En la película Monty Pythons The Meaning of Life (El sentido de la vida según Monty Python) hay un episodio donde dos empleados de una agencia de donación de órganos visitan a un donante saludable para extraerle el hígado, quien se negó al procedimiento alegando que la donación era si él moría y ellos le informaron, mientras lo amarraban, que no conocían a nadie sin hígado que estuviera vivo, mostrándole la tarjeta firmada para la donación.
Quienes se encuentran artificialmente vivos, mantenidos con máquinas y sin función cerebral registrable, son los candidatos perfectos para la donación de órganos y en ese sentido se está poniendo de moda el trasplante de rostros con ejemplos exitosos en España, Francia y Estados Unidos, siendo notorio que, en casi todos los casos, se obvian importantes detalles del proceso de selección, preparación y resultado final con el donante cuya muerte verdadera se produce luego de la donación, lo cual probablemente implica un convenio entre ambas familias y los cirujanos.
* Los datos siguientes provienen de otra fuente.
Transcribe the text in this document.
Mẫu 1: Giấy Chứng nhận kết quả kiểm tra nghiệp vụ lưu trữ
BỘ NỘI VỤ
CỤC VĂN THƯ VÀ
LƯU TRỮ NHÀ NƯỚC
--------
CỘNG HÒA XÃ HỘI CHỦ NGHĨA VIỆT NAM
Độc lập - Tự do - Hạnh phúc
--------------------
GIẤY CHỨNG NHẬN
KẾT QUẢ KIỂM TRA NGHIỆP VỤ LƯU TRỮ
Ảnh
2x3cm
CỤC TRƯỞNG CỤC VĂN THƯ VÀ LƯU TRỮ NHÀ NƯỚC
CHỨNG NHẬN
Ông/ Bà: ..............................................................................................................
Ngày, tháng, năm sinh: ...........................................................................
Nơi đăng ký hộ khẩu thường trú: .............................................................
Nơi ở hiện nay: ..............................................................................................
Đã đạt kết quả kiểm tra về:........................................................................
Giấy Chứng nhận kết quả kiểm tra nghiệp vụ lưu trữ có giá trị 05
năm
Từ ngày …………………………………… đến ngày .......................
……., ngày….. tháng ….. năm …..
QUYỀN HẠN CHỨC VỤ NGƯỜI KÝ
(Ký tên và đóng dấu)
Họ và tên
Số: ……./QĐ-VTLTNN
No se debate la decisión de donar un órgano vital en quien tiene pleno uso de sus facultades mentales. Lo preocupante es el momento de decidir cuándo retirarle el órgano donado con la premisa de que de todos modos morirá, ya que, aún con diagnóstico de muerte cerebral por electroencefalograma, se ha reportado recuperación de actividad cerebral en personas con respirador y corazón latiendo por medicamentos, previos a eutanasia o extracción de órganos, lo que ha motivado precaución en científicos que no desean cometer errores desconectando enfermos prematuramente sin pruebas concluyentes.
No creemos en milagros, pero si hay casos extraordinarios, se conmocionan los científicos ordinarios.